Malaga, Andalusia, where the seaside dreams of many Brits crumbled due to illegally built homes Photo: Veronica Bautista
Thousands of Brits swooped upon Spain’s property market in the 1990s and 2000s, as low prices, sunny beaches and the country’s building boom offered a bargain too good to be true. Years later, though, it emerged that the homes were exactly that, as developers had built many properties without planning permission from authorities.
In Andalusia alone, there are estimated to be 300,000 illegally built homes.
Courts have, in the past, ordered for homes to be demolished, leaving homeowners or new buyers shocked and without a property, while a lack of documentation has also stopped others from being able to secure electricity or other vital utilities.
Last year, though, a court ruling in Andalusia found that four British families should be given compensation as they had bought the properties in good faith.
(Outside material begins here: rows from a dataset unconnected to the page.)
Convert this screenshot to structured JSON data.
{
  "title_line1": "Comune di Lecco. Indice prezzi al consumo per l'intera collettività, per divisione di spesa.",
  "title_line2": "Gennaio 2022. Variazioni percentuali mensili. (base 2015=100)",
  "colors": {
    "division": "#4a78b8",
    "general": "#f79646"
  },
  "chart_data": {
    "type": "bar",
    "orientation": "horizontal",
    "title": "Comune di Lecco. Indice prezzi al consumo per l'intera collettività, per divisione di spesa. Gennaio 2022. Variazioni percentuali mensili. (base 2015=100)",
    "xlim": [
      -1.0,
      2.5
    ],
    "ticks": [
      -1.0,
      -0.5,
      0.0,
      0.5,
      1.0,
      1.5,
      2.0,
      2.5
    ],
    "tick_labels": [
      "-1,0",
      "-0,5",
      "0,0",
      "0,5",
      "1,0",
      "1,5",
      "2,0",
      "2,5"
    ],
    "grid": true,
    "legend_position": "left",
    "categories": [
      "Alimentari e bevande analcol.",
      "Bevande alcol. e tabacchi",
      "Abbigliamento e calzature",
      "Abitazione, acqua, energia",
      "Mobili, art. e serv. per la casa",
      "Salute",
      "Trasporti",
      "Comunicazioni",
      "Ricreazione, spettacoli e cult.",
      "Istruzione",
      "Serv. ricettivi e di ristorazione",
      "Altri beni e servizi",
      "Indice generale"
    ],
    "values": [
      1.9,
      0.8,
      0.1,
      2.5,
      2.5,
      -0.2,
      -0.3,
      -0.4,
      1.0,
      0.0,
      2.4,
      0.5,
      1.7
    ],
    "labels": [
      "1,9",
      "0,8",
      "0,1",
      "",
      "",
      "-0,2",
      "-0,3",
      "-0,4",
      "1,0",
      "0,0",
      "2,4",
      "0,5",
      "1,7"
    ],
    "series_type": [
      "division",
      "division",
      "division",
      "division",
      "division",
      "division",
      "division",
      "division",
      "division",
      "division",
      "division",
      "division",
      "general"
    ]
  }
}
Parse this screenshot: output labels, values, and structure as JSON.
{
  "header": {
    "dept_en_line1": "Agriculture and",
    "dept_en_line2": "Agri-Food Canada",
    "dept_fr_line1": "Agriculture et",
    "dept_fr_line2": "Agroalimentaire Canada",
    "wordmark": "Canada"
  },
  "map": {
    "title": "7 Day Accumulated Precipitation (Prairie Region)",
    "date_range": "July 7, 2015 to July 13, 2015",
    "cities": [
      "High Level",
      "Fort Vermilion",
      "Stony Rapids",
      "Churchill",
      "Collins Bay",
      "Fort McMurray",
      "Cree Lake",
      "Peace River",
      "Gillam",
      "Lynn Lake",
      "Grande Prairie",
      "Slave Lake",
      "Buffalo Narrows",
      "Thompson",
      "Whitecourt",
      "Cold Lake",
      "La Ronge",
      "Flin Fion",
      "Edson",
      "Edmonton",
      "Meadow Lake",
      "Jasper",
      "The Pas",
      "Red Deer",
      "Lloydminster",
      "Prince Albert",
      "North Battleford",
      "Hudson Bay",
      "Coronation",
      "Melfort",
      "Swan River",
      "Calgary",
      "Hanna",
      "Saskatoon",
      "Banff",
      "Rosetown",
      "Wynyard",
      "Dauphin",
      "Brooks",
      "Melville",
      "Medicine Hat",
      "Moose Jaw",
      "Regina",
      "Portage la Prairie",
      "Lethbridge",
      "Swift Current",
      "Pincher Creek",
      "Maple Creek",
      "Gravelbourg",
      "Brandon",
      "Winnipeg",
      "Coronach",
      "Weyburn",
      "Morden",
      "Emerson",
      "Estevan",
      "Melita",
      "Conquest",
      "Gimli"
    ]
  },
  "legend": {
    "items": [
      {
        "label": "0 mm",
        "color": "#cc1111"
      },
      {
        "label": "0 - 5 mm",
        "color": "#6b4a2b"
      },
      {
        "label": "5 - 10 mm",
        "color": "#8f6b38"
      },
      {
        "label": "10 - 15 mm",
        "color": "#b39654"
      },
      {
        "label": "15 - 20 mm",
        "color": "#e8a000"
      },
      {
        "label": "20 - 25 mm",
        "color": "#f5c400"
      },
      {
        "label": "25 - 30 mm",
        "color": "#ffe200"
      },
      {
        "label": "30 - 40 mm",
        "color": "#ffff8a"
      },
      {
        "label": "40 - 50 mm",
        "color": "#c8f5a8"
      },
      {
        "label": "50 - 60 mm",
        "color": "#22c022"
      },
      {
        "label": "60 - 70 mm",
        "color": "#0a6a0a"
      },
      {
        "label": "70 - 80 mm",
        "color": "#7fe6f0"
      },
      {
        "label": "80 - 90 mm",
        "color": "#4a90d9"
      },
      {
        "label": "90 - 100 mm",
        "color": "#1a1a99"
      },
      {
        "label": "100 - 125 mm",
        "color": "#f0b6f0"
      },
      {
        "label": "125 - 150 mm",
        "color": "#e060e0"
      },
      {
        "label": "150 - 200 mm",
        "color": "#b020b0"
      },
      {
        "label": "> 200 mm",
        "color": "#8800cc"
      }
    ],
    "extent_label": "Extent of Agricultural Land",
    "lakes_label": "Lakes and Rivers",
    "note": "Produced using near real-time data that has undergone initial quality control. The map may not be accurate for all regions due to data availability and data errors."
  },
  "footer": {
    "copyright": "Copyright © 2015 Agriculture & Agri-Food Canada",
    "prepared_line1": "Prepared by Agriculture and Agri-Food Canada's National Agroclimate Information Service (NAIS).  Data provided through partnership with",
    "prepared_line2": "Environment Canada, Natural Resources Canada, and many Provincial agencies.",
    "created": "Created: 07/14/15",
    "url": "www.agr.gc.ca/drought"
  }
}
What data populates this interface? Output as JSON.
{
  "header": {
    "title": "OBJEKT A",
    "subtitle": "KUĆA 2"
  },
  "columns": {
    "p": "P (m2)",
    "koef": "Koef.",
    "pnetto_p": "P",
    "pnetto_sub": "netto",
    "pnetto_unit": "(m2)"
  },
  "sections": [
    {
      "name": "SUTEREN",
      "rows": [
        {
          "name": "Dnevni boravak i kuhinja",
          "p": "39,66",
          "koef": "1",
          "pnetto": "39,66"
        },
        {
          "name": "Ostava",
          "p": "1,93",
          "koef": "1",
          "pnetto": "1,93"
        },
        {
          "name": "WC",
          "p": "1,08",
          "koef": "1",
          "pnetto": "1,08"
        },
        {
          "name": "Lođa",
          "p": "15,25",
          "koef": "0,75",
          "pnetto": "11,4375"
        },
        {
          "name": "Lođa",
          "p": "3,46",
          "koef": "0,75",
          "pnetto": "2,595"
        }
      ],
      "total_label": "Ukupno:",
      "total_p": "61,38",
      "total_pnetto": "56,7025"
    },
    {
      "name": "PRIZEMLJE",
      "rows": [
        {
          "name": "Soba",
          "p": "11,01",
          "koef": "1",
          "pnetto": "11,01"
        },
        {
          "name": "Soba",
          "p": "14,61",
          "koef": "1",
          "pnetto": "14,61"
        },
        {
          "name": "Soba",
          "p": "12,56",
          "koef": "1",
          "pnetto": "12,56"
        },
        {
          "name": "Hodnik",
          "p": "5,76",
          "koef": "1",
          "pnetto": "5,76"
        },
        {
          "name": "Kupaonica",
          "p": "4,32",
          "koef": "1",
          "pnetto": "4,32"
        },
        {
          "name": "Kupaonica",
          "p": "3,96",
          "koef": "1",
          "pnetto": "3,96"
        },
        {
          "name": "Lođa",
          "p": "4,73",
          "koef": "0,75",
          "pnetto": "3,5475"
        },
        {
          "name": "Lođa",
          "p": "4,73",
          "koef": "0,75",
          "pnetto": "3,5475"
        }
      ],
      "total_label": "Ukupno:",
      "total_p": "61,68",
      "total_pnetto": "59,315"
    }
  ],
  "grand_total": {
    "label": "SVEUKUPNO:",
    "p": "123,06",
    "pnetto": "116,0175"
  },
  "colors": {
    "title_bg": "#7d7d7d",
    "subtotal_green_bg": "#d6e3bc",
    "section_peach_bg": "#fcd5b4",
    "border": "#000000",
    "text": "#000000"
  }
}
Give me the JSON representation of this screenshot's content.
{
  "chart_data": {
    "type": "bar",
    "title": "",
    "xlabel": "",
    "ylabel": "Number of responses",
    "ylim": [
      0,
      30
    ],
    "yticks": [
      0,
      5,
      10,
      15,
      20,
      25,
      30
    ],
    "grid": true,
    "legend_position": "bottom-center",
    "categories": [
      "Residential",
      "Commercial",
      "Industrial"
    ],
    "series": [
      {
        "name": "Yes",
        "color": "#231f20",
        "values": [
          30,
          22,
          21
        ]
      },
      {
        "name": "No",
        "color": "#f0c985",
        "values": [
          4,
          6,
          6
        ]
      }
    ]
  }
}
The landmark step in the quest from many lawyers to save homes from being demolished has now been given a bigger boost with the new legislation passed by the government this month, which will make it mandatory for buyers to be compensated, should their home be demolished.
One campaign group, AUAN, has worked for over 10 years in favour of homeowners, inspiring similar groups to be formed across the country.
Global Property Guide reports that the pressure group will continue to campaign until all the illegal properties are recognised by the law.